Over 40 variations of salivary gland tumors and tumor-like lesions are currently included in the World Health Organization histological classification of salivary gland cancers (e.g., cysts in the salivary gland).
The following is a basic classification:
Carcinomas can also be labeled as high-grade, low-grade, or mixed, reflecting a varied behavior based on the histological image. It is critical to note that tumor clinical behavior, rather than its histology, might provide better therapy guidance and that clinical characteristics, in addition to grade and histology, should be accounted for in treatment planning.
Salivary gland cancers are uncommon in youngsters, although they are more likely to be malignant (30%) and are low-grade mucoepidermoid carcinomas.
The rule of the 80s is a useful rule to remember:
The second most frequent benign lesion is the Warthin’s tumor.

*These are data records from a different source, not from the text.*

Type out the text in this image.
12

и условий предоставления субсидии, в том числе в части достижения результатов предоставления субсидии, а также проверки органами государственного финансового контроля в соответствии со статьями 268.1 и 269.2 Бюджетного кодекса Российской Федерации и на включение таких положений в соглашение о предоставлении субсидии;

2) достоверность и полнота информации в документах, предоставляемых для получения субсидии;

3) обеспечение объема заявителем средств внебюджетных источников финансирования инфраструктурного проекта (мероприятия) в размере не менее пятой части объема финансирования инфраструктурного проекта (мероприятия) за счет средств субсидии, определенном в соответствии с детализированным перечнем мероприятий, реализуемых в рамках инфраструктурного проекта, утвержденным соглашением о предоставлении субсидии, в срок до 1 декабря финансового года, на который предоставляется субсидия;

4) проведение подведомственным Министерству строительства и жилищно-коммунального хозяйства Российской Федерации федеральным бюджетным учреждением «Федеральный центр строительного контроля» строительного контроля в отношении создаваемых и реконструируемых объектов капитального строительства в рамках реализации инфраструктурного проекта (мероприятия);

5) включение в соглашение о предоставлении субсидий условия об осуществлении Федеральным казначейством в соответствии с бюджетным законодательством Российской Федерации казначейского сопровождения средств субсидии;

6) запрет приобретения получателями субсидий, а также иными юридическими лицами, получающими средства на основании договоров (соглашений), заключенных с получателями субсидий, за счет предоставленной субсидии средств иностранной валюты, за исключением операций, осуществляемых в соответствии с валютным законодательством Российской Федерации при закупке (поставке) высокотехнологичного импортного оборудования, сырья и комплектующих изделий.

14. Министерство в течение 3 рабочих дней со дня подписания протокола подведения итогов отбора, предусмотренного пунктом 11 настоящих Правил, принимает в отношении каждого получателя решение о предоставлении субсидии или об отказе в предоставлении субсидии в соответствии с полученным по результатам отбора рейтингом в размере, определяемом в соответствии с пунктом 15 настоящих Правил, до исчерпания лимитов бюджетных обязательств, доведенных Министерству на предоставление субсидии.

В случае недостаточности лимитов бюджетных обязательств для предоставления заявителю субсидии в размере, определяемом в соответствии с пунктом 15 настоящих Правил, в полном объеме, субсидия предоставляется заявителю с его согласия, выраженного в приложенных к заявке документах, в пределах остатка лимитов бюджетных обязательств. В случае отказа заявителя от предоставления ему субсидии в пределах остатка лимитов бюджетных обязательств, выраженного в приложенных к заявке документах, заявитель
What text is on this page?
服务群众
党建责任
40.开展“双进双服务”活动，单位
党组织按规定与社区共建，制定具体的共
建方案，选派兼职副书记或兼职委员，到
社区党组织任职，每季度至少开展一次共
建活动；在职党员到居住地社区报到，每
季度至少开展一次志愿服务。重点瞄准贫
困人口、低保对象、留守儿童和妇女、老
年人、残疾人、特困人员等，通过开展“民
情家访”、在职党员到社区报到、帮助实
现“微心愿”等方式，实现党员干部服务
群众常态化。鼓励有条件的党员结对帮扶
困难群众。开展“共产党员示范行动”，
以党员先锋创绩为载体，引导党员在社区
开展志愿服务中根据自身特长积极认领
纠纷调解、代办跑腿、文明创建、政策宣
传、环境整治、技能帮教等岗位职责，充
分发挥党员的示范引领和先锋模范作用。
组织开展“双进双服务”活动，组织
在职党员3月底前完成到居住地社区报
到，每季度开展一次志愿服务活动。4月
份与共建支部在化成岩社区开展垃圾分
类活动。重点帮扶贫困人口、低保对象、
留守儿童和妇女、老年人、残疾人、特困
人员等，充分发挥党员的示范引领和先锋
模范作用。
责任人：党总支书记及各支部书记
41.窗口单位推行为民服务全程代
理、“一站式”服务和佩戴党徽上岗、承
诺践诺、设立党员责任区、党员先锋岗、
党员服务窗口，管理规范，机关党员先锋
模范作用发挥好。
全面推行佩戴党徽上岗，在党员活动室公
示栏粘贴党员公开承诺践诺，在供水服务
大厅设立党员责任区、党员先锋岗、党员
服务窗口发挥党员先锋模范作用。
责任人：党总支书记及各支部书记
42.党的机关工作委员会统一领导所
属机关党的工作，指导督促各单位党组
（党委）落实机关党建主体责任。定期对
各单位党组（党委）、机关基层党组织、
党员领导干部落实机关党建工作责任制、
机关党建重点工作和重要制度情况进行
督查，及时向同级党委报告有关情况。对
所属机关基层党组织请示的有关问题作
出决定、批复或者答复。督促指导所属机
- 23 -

Mucoepidermoid carcinoma is the most frequent malignant tumor, followed by adenoid cystic carcinomas and acinic cell carcinomas.
It’s also crucial to know that a salivary gland is a common place for squamous cell carcinoma of the head and neck to metastasis. Salivary gland malignancies have been linked to several oncogenes. Bcl-2, P53, ras, and MDM2 mutations have been discovered in both malignant and benign tumors.
There are two primary hypotheses about how salivary gland tumors develop; however, the multicellular theory, which states that each tumor type develops from a distinct differentiated cell of origin inside the salivary gland unit, is the more widely accepted.
Mucoepidermoid and squamous cell carcinomas are caused by excretory stem cells, whereas pleomorphic adenomas, adenoid cystic carcinomas, oncocytomas, adenocarcinomas, and acinic cell carcinomas are caused by intercalated stem cells.
Radiation exposure has been linked to the development of parotid gland carcinomas 15 years later. Head and neck squamous cell carcinoma are linked to cigarette smoking and alcohol consumption, and skin cancers in the head and neck have been found to spread to the parotid glands.
There have been some reports of a relationship between occupational exposure to silica dust and nitrosamines. It’s vital to highlight that, except for Warthin tumors, neither alcohol nor smoking is connected to salivary gland cancers.
The prognosis of patients with salivary gland cancer is determined by the histological type and stage of the disease.
Salivary gland cancer has a 5-year survival rate of 72 percent.